Prosthesis-Patient Mismatch After Aortic Valve Replacement
Are there predictors of prosthesis-patient mismatch (PPM) after aortic valve replacement (AVR), and is there an association between PPM and the risk of perioperative and overall mortality?
A literature search was performed using PubMed, EMBASE, Ovid, and Google Scholar for studies published between 1965 and 2014 for “patient prosthesis mismatch” or “prosthesis patient mismatch.” Articles were included if there was a direct comparison in outcomes between patients with any degree of PPM and no PPM. Articles were excluded if there were <20 patients in any group, or if any parameter other than indexed effective orifice area (EOA) was used to define PPM. The main outcomes of interest were perioperative mortality and overall mortality.
The search yielded 382 studies for inclusion. Of these, 58 articles were analyzed and their data extracted. A total of 40,381 patients were included (39,568 surgical AVR and 813 transcatheter AVR). Predictors of PPM were: older age, female sex, hypertension, diabetes, renal failure, larger body surface area (BSA), larger body mass index (BMI), and the utilization of a bioprosthesis. Perioperative mortality was increased in the setting of any degree of PPM (odds ratio [OR], 1.54; 95% confidence interval [CI], 1.25-1.91; p < 0.0001), including patients with either severe (OR, 2.57; 95% CI, 1.12-5.88; p = 0.03) or moderate PPM (OR, 1.57; 95% CI, 1.17-2.11; p = 0.003). Compared to moderate PPM, severe PPM showed a nonsignificant trend toward increased perioperative mortality (OR, 1.68; 95% CI, 0.89-3.14; p = 0.11). Subgroup analysis revealed that the impact of PPM on perioperative mortality was higher in studies in which mean patient age was <70 years (OR, 1.62; 95% CI, 1.67-1.92; p < 0.0001) and/or AVR with and without coronary artery bypass grafting (CABG) was included (as opposed to only isolated AVR; OR, 1.60; 95% CI, 1.25-2.04; p = 0.0003). When only studies with isolated AVR were assessed, there was no evident effect between PPM perioperative mortality (OR, 1.45; 95% CI, 0.93-2.26; p = 0.1). Overall mortality was associated with any degree of PPM (hazard ratio [HR], 1.26; 95% CI, 1.16-1.36; p < 0.0001) or with severe PPM (HR, 1.43; 95% CI, 1.14-1.80; p = 0.002), but not with moderate PPM (HR, 1.01; 95% CI, 0.95-1.08; p = 0.68); patients with severe PPM had increased overall mortality risk compared to patients with moderate PPM (HR, 1.33; 95% CI, 1.18-1.51; p < 0.0001). The impact of PPM was less pronounced in patients with larger BMI (>28 kg/m2) compared to those with lower BMI.

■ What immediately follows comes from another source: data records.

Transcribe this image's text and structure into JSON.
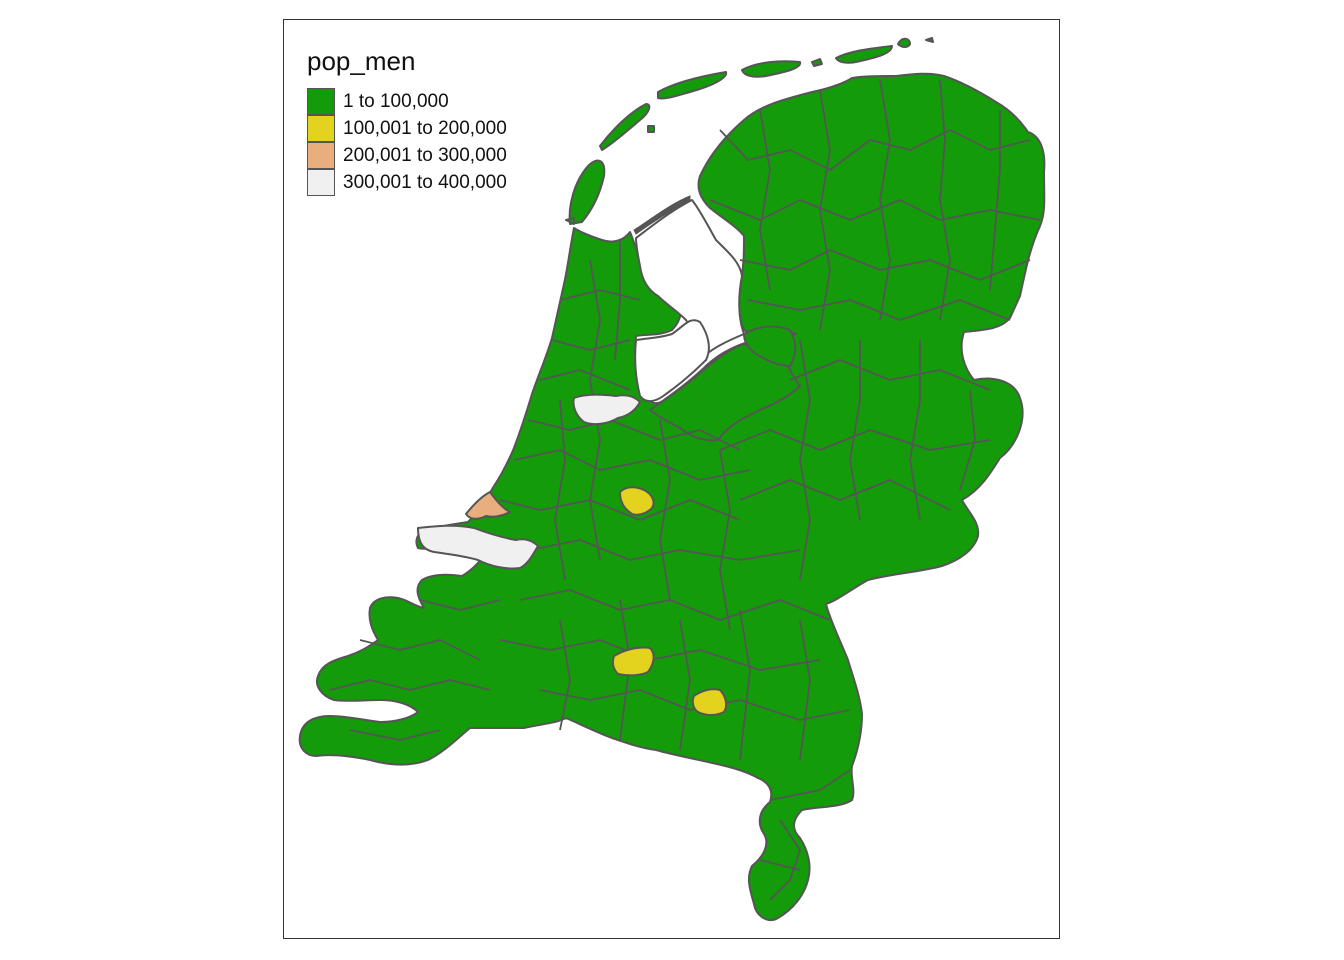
{
  "legend": {
    "title": "pop_men",
    "classes": [
      {
        "label": "1 to 100,000",
        "color": "#139b09"
      },
      {
        "label": "100,001 to 200,000",
        "color": "#e3d21e"
      },
      {
        "label": "200,001 to 300,000",
        "color": "#e9ae7d"
      },
      {
        "label": "300,001 to 400,000",
        "color": "#f0f0f0"
      }
    ]
  },
  "colors": {
    "border": "#555555",
    "frame": "#333333",
    "background": "#ffffff"
  }
}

PPM increases perioperative and overall mortality proportionally to its severity. The authors concluded that strategies to prevent PPM should be implemented, especially among patients <70 years of age and/or undergoing concomitant CABG.
This meta-analysis found that both perioperative and overall mortality were increased among patients with PPM, and that the interaction between PPM and mortality was greatest among patients <70 years of age, in the setting of concomitant CABG at the time of AVR, and with BMI <28 kg/m2. Previous studies have demonstrated a strong mortality interaction between PPM and reduced left ventricular ejection fraction (LVEF). The risk of PPM can be estimated by calculating the predicted EOA (using in vivo reference values) indexed to BSA at the time of AVR (severe PPM, EOA index <0.65 cm2/m2; moderate PPM, EOA index <0.85 cm2/m2). Preventive strategies should be individualized according to the patient’s risk profile and the anticipated severity of PPM. Severe PPM should be avoided in every patient undergoing AVR, and preventive measures should be considered in patients with anticipated moderate PPM with additional risk factors including age <70 years, BMI <28 kg/m2, concomitant CABG, and/or reduced LVEF.